Advocaat van de verdachte: L. Klewer Officier van justitie: W.D. van den Berg

Tenlastelegging

De officier van justitie beschuldigt de verdachte ervan dat hij - samengevat - een vuurwapen en vier kogelpatronen voorhanden heeft gehad. De volledige tenlastelegging (hierna beschuldiging) houdt in dat:

hij op of omstreeks 25 mei 2025 te Rotterdam, een vuurwapen in de zin van artikel 1 onder 3, gelet op artikel 2 lid 1 van categorie III onder 1 van de Wet wapens en munitie, te weten een revolver (omgebouwd), van het merk BBM, model Olympic 38, kaliber .22 ir, en/of (voor dit vuurwapen geschikte) munitie in de zin van artikel 1 onder 4, gelet op het art. 2 lid 2 van categorie III van de Wet wapens en munitie, te weten 4 kogelpatronen, kaliber .221r, voorhanden heeft gehad.

Bewijs

Vordering van de officier van justitie De officier van justitie vindt dat het feit bewezen kan worden. Oordeel van de rechtbank Bewezenverklaring De rechtbank vindt bewezen dat de verdachte:

op 25 mei 2025 te Rotterdam, een vuurwapen in de zin van artikel 1 onder 3, gelet op artikel 2 lid 1 van categorie III onder 1 van de Wet wapens en munitie, te weten een revolver (omgebouwd), van het merk BBM, model Olympic 38, kaliber .22 ir, en voor dit vuurwapen geschikte munitie in de zin van artikel 1 onder 4, gelet op het art. 2 lid 2 van categorie III van de Wet wapens en munitie, te weten 4 kogelpatronen, kaliber .221r, voorhanden heeft gehad. De bewezenverklaring is gebaseerd op de inhoud van de bewijsmiddelen. De verdachte heeft het feit bekend en er is geen vrijspraakverweer gevoerd. Daarom worden de bewijsmiddelen hieronder wel genoemd maar niet uitgeschreven[1].

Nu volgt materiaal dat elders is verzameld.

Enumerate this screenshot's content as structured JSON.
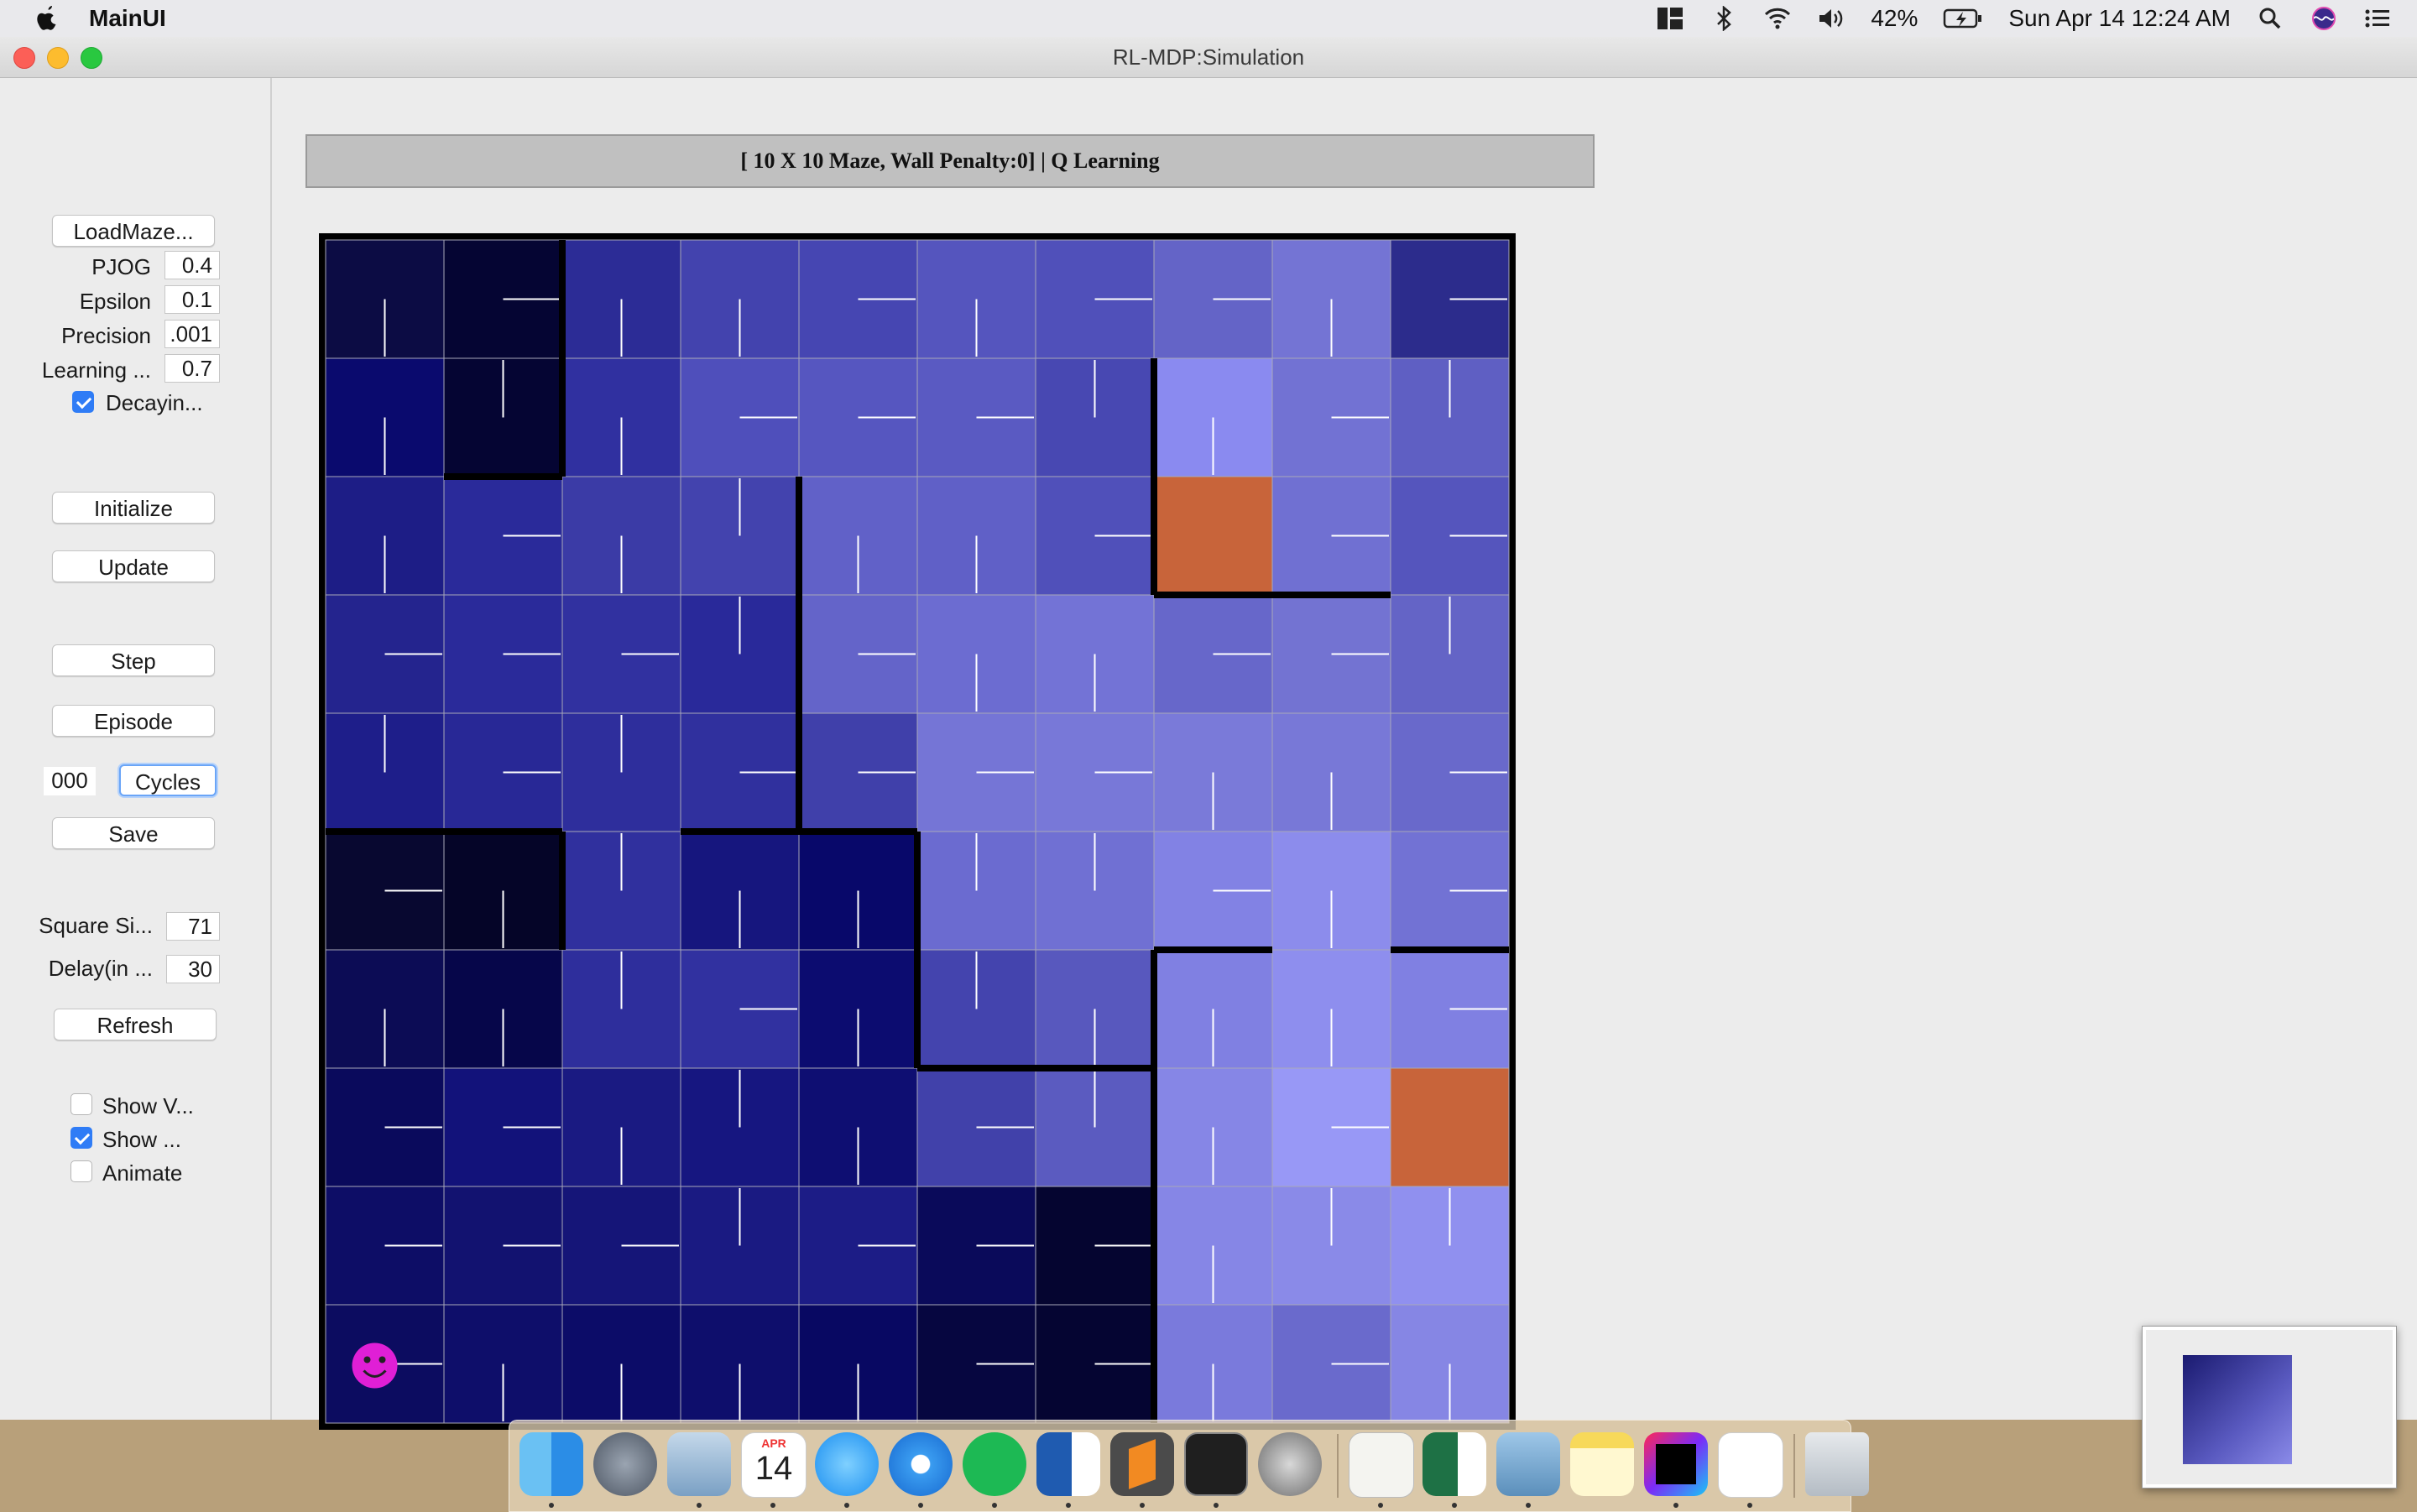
{
  "menubar": {
    "app_name": "MainUI",
    "battery": "42%",
    "clock": "Sun Apr 14  12:24 AM",
    "icons": [
      "apple-icon",
      "layout-icon",
      "bluetooth-icon",
      "wifi-icon",
      "volume-icon",
      "battery-icon",
      "search-icon",
      "siri-icon",
      "notification-list-icon"
    ]
  },
  "window": {
    "title": "RL-MDP:Simulation"
  },
  "sidebar": {
    "load_maze": "LoadMaze...",
    "pjog_label": "PJOG",
    "pjog_value": "0.4",
    "epsilon_label": "Epsilon",
    "epsilon_value": "0.1",
    "precision_label": "Precision",
    "precision_value": ".001",
    "learning_label": "Learning ...",
    "learning_value": "0.7",
    "decaying_label": "Decayin...",
    "decaying_checked": true,
    "initialize": "Initialize",
    "update": "Update",
    "step": "Step",
    "episode": "Episode",
    "cycles_value": "000",
    "cycles": "Cycles",
    "save": "Save",
    "square_size_label": "Square Si...",
    "square_size_value": "71",
    "delay_label": "Delay(in ...",
    "delay_value": "30",
    "refresh": "Refresh",
    "show_v_label": "Show V...",
    "show_v_checked": false,
    "show_label": "Show ...",
    "show_checked": true,
    "animate_label": "Animate",
    "animate_checked": false
  },
  "header": {
    "text": "[ 10 X 10 Maze, Wall Penalty:0] |  Q Learning"
  },
  "maze": {
    "rows": 10,
    "cols": 10,
    "goal_color": "#c8643a",
    "agent_color": "#e01fd6",
    "goals": [
      [
        2,
        7
      ],
      [
        7,
        9
      ]
    ],
    "agent": [
      9,
      0
    ],
    "colors": [
      [
        "#0c0c44",
        "#050533",
        "#2c2c96",
        "#4343ae",
        "#4646b2",
        "#5555be",
        "#5050ba",
        "#6464c7",
        "#7474d4",
        "#2c2c8c"
      ],
      [
        "#0a0a6e",
        "#050533",
        "#3030a0",
        "#4f4fbb",
        "#5656c0",
        "#5a5ac2",
        "#4848b2",
        "#8a8af0",
        "#7272d3",
        "#5f5fc3"
      ],
      [
        "#1d1d86",
        "#2a2a9a",
        "#3b3ba6",
        "#4343ae",
        "#6161c8",
        "#6060c7",
        "#5050ba",
        "#c8643a",
        "#7070d2",
        "#5555bd"
      ],
      [
        "#24248e",
        "#2a2a9a",
        "#3131a0",
        "#29299a",
        "#6464c9",
        "#6c6cd1",
        "#7373d6",
        "#6767ca",
        "#7373d2",
        "#6464c6"
      ],
      [
        "#1e1e8a",
        "#282896",
        "#2e2e9c",
        "#30309e",
        "#4040aa",
        "#7575d6",
        "#7878d8",
        "#7a7ad9",
        "#7878d7",
        "#6969cb"
      ],
      [
        "#080830",
        "#050528",
        "#30309e",
        "#16167e",
        "#08086a",
        "#6b6bd0",
        "#7070d3",
        "#8282e4",
        "#8c8cec",
        "#7272d4"
      ],
      [
        "#0c0c55",
        "#06064a",
        "#2e2e9c",
        "#3131a0",
        "#0c0c70",
        "#4444ae",
        "#5858be",
        "#8080e2",
        "#8e8eee",
        "#8080e2"
      ],
      [
        "#0a0a5c",
        "#12127a",
        "#1a1a82",
        "#161680",
        "#0e0e72",
        "#4141aa",
        "#5b5bc0",
        "#8686e6",
        "#9898f6",
        "#c8643a"
      ],
      [
        "#0d0d66",
        "#121270",
        "#151578",
        "#1a1a82",
        "#1c1c86",
        "#0a0a5a",
        "#050530",
        "#8686e6",
        "#8a8ae8",
        "#9090ef"
      ],
      [
        "#0c0c60",
        "#0e0e6a",
        "#0c0c68",
        "#0e0e6c",
        "#080862",
        "#060640",
        "#050532",
        "#7a7adc",
        "#6a6acc",
        "#8686e4"
      ]
    ],
    "policy": [
      [
        "down",
        "right",
        "down",
        "down",
        "right",
        "down",
        "right",
        "right",
        "down",
        "right"
      ],
      [
        "down",
        "up",
        "down",
        "right",
        "right",
        "right",
        "up",
        "down",
        "right",
        "up"
      ],
      [
        "down",
        "right",
        "down",
        "up",
        "down",
        "down",
        "right",
        "none",
        "right",
        "right"
      ],
      [
        "right",
        "right",
        "right",
        "up",
        "right",
        "down",
        "down",
        "right",
        "right",
        "up"
      ],
      [
        "up",
        "right",
        "up",
        "right",
        "right",
        "right",
        "right",
        "down",
        "down",
        "right"
      ],
      [
        "right",
        "down",
        "up",
        "down",
        "down",
        "up",
        "up",
        "right",
        "down",
        "right"
      ],
      [
        "down",
        "down",
        "up",
        "right",
        "down",
        "up",
        "down",
        "down",
        "down",
        "right"
      ],
      [
        "right",
        "right",
        "down",
        "up",
        "down",
        "right",
        "up",
        "down",
        "right",
        "none"
      ],
      [
        "right",
        "right",
        "right",
        "up",
        "right",
        "right",
        "right",
        "down",
        "up",
        "up"
      ],
      [
        "right",
        "down",
        "down",
        "down",
        "down",
        "right",
        "right",
        "down",
        "right",
        "down"
      ]
    ]
  },
  "dock": {
    "apps": [
      "finder-icon",
      "launchpad-icon",
      "eagle-app-icon",
      "calendar-icon",
      "messages-icon",
      "safari-icon",
      "spotify-icon",
      "word-icon",
      "sublime-icon",
      "terminal-icon",
      "system-preferences-icon",
      "notes-paper-icon",
      "excel-icon",
      "preview-icon",
      "notes-icon",
      "intellij-icon",
      "java-icon",
      "trash-icon"
    ],
    "calendar_month": "APR",
    "calendar_day": "14"
  }
}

  1. De verklaring van de verdachte op de zitting van 29 augustus 2025 [2]

  2. Proces-verbaal politie, aanhouding verdachte en aantreffen vuurwapen[3]

  3. Proces-verbaal politie, vooronderzoek lab[4]

  4. Proces-verbaal politie, het onderzoek vuurwapen en munitie[5]

Kwalificatie en strafbaarheid

Kwalificatie Het bewezen feit levert het volgende strafbare feit op:

de eendaadse samenloop van:

handelen in strijd met artikel 26, eerste lid, van de Wet wapens en munitie en het feit begaan met betrekking tot een vuurwapen van categorie III, en handelen in strijd met artikel 26, eerste lid, van de Wet wapens en munitie, meermalen gepleegd.

Strafbaarheid feit en verdachte Het feit en de verdachte zijn strafbaar.

Straf

Eis van de officier van justitie De officier van justitie vindt dat aan de verdachte een jeugddetentie van 135 dagen, waarvan 90 dagen voorwaardelijk met een proeftijd van 2 jaar en met aftrek van voorarrest, moet worden opgelegd. Standpunt van de verdediging De raadsman heeft verzocht het voorwaardelijke strafdeel dat de officier van justitie heeft geëist te matigen. Oordeel van de rechtbank Ernst en gevolgen van het feit De verdachte heeft op straat een revolver met daarin kogelpatronen bij zich gedragen in zijn tas. Aan het voorhanden hebben van vuurwapens en bijbehorende munitie zijn grote risico’s verbonden, omdat de ervaring leert dat het voorhanden hebben van die wapens en munitie het gebruik ervan in de hand werkt en daarmee dodelijk letsel kan worden toegebracht. Dit brengt een onaanvaardbaar risico voor de veiligheid van personen mee. Persoon en persoonlijke omstandigheden Uit het strafblad van 10 juli 2025 blijkt dat de verdachte niet eerder is veroordeeld voor een soortgelijk strafbaar feit.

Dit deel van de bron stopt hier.